"I greatly enjoyed my microscopic work," said Percy, "and still more the work in the chemical laboratory where we finally learned to analyze soils, to take them apart and see what they contain,—how much nitrogen how much phosphorus, how much limestone, or how much soil acidity, which means that limestone is needed. Then I also enjoyed the work in the pot-culture laboratory, where we learned not to analyze but to synthesize; that is, to put different materials together to make a soil. Thus, we would make one soil and put in all of the essential plant food elements except nitrogen, and another with only phosphorus lacking, and still another with both nitrogen and phosphorus present, and all of the other essential elements provided, except potassium, or magnesium, or iron. These prepared soils were put in glass jars having a hole in the bottom for drainage, and then the same kind of seeds were planted in each jar or pot. Some students planted corn, others oats or wheat or any kind of farm seeds. I grew rape plants in one series of pots, and I have a photograph with me which shows very well that all of the plant food elements are essential.

"You see one pot contained no plant food and one was prepared with all of the ten essential elements provided. Then the other pots contained all but one of the necessary soil elements, as indicated in the photograph."

"Why, I never saw anything like that," said Mrs. Thornton.

"But I have many a time," said her husband, "right here on this old farm; I don't know what's lacking, of course, but some years I've thought most everything was lacking. But, according to this pot-culture test, you can't raise any crops if just one of these ten elements is lacking, no matter how much you have of the other nine; and it seems to make no difference which one is lacking, you don't get any crop. Is that the fact, Mr. Johnston?"

One pot with no plant food, and one with all the essential elements provided, and still others with but one element lacking. All planted the same day and cared for alike.

"Yes, Sir," Percy replied. "Where all of the elements are provided, a fine crop is produced, but in each case where a single element is omitted that is the only difference, and in some cases the result is worse than where no plant food is supplied. It seems to hurt the plant worse to throw its food supply completely out of balance than to leave it with nothing except what it draws from the meager store in the seed planted. Of course all the pots were planted with the same kind of seed at the same time, and they were all watered uniformly every day."

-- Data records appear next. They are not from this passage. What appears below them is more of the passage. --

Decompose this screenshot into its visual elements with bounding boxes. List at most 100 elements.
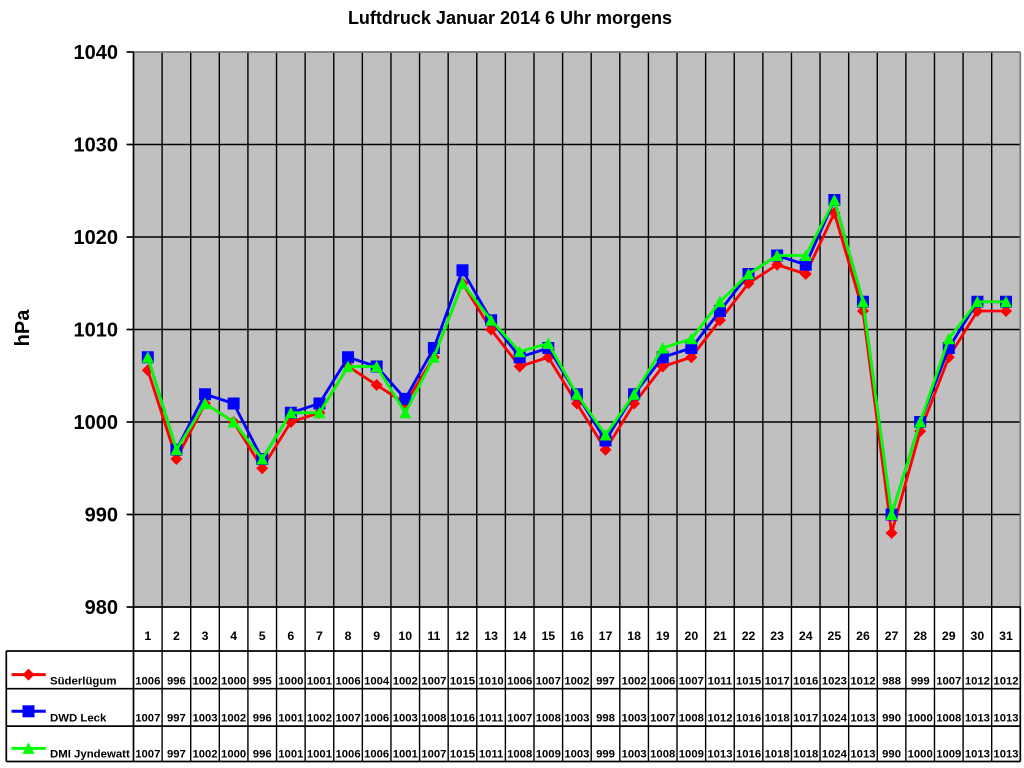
svg-text:1003: 1003 — [192, 713, 217, 725]
svg-text:1000: 1000 — [278, 675, 303, 687]
svg-text:Luftdruck Januar 2014 6 Uhr mo: Luftdruck Januar 2014 6 Uhr morgens — [348, 8, 672, 28]
svg-text:998: 998 — [596, 713, 615, 725]
svg-text:1009: 1009 — [936, 748, 961, 760]
svg-text:12: 12 — [456, 629, 470, 643]
svg-text:Süderlügum: Süderlügum — [50, 675, 116, 687]
svg-text:10: 10 — [398, 629, 412, 643]
svg-text:1006: 1006 — [335, 675, 360, 687]
svg-text:1006: 1006 — [135, 675, 160, 687]
svg-text:18: 18 — [627, 629, 641, 643]
svg-text:20: 20 — [684, 629, 698, 643]
svg-text:28: 28 — [913, 629, 927, 643]
svg-text:1008: 1008 — [507, 748, 532, 760]
svg-text:22: 22 — [742, 629, 756, 643]
svg-text:997: 997 — [167, 713, 186, 725]
svg-text:1008: 1008 — [650, 748, 675, 760]
svg-text:5: 5 — [259, 629, 266, 643]
svg-text:1006: 1006 — [364, 748, 389, 760]
svg-text:1013: 1013 — [965, 748, 990, 760]
svg-text:1015: 1015 — [450, 675, 475, 687]
svg-text:1003: 1003 — [564, 713, 589, 725]
svg-text:990: 990 — [882, 748, 901, 760]
svg-text:1001: 1001 — [393, 748, 418, 760]
svg-text:1016: 1016 — [793, 675, 818, 687]
svg-text:1007: 1007 — [421, 748, 446, 760]
svg-text:1013: 1013 — [993, 713, 1018, 725]
svg-text:1008: 1008 — [421, 713, 446, 725]
svg-text:1013: 1013 — [993, 748, 1018, 760]
svg-text:990: 990 — [882, 713, 901, 725]
svg-text:1000: 1000 — [221, 748, 246, 760]
svg-text:1017: 1017 — [765, 675, 790, 687]
svg-text:1007: 1007 — [421, 675, 446, 687]
svg-text:1000: 1000 — [74, 412, 119, 434]
svg-text:1011: 1011 — [708, 675, 733, 687]
svg-text:1010: 1010 — [74, 320, 119, 342]
svg-text:23: 23 — [770, 629, 784, 643]
svg-text:2: 2 — [173, 629, 180, 643]
svg-text:hPa: hPa — [12, 309, 34, 347]
svg-text:6: 6 — [287, 629, 294, 643]
svg-text:11: 11 — [427, 629, 440, 643]
svg-text:1020: 1020 — [74, 227, 119, 249]
svg-text:990: 990 — [85, 505, 118, 527]
svg-text:1009: 1009 — [679, 748, 704, 760]
svg-text:24: 24 — [799, 629, 813, 643]
svg-text:1018: 1018 — [765, 713, 790, 725]
svg-text:1001: 1001 — [307, 748, 332, 760]
svg-text:1008: 1008 — [936, 713, 961, 725]
svg-text:8: 8 — [345, 629, 352, 643]
svg-text:1000: 1000 — [221, 675, 246, 687]
svg-text:1018: 1018 — [793, 748, 818, 760]
svg-text:1012: 1012 — [993, 675, 1018, 687]
svg-text:31: 31 — [999, 629, 1013, 643]
svg-text:1004: 1004 — [364, 675, 390, 687]
svg-text:1008: 1008 — [536, 713, 561, 725]
svg-text:1007: 1007 — [135, 713, 160, 725]
svg-text:15: 15 — [541, 629, 555, 643]
svg-text:1002: 1002 — [393, 675, 418, 687]
svg-text:25: 25 — [828, 629, 842, 643]
svg-text:1003: 1003 — [622, 748, 647, 760]
svg-text:996: 996 — [253, 713, 272, 725]
svg-text:1007: 1007 — [679, 675, 704, 687]
svg-text:1017: 1017 — [793, 713, 818, 725]
svg-text:1007: 1007 — [335, 713, 360, 725]
svg-text:29: 29 — [942, 629, 956, 643]
svg-text:1002: 1002 — [564, 675, 589, 687]
svg-text:1007: 1007 — [536, 675, 561, 687]
svg-text:999: 999 — [596, 748, 615, 760]
svg-text:1023: 1023 — [822, 675, 847, 687]
svg-text:30: 30 — [971, 629, 985, 643]
svg-text:1002: 1002 — [192, 748, 217, 760]
svg-text:1002: 1002 — [307, 713, 332, 725]
svg-text:1011: 1011 — [479, 748, 504, 760]
svg-text:1016: 1016 — [450, 713, 475, 725]
svg-text:DMI Jyndewatt: DMI Jyndewatt — [50, 748, 130, 760]
svg-text:19: 19 — [656, 629, 670, 643]
svg-text:1007: 1007 — [135, 748, 160, 760]
svg-text:1016: 1016 — [736, 713, 761, 725]
svg-text:1007: 1007 — [650, 713, 675, 725]
svg-text:1007: 1007 — [936, 675, 961, 687]
svg-text:3: 3 — [202, 629, 209, 643]
svg-text:1009: 1009 — [536, 748, 561, 760]
svg-text:988: 988 — [882, 675, 901, 687]
svg-text:1006: 1006 — [335, 748, 360, 760]
svg-text:1006: 1006 — [364, 713, 389, 725]
svg-text:1006: 1006 — [507, 675, 532, 687]
svg-text:1013: 1013 — [965, 713, 990, 725]
svg-text:1003: 1003 — [564, 748, 589, 760]
svg-text:1018: 1018 — [765, 748, 790, 760]
svg-text:996: 996 — [253, 748, 272, 760]
svg-text:9: 9 — [373, 629, 380, 643]
svg-text:14: 14 — [513, 629, 527, 643]
svg-text:1012: 1012 — [965, 675, 990, 687]
svg-text:1010: 1010 — [479, 675, 504, 687]
svg-text:1000: 1000 — [908, 713, 933, 725]
svg-text:1007: 1007 — [507, 713, 532, 725]
svg-text:996: 996 — [167, 675, 186, 687]
svg-text:1002: 1002 — [622, 675, 647, 687]
svg-text:1008: 1008 — [679, 713, 704, 725]
svg-text:1015: 1015 — [736, 675, 761, 687]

"Those results are very striking, indeed," said Miss Russell," but I suppose one would never see such marked differences under farm conditions?"

"Only under unusual or abnormal conditions," Percy replied, "but the fact is that as a very general rule our crop yields are limited chiefly because the supply of available plant food is limited. Sometimes the clover crop is a complete failure on untreated land, while it lives and produces a good crop if the soil is properly treated; and in such cases the difference developed in the field is just as marked as in the pot-cultures. In general we may set it down as an absolute fact that the productive power of normal land depends primarily upon the ability of the soil to feed the crop.

"I have here a photograph of a corn field on very abnormal soil. They had the negative at the Experiment Station and I secured a print from it, in part because I became interested in a story connected with this experiment field, which our professor of soil fertility reported to us.

"This shows a field of corn growing on peaty swamp land, of which there are several hundred thousand acres in the swamp regions of Illinois, Indiana, and Wisconsin. This peaty soil is extremely rich in humus and nitrogen, well supplied with phosphorus and other elements, except potassium; but in this element it is extremely deficient. This land was drained out at large expense, and produced two or three large crops because the fresh grass roots contained some readily available potassium; but after three or four years the corn crop became a complete failure, as you see from the untreated check plot on the right; while the land on the left, where potassium was applied, produced forty-five bushels per acre the year this photograph was taken, and with heavier treatment from sixty to seventy-five bushels are produced."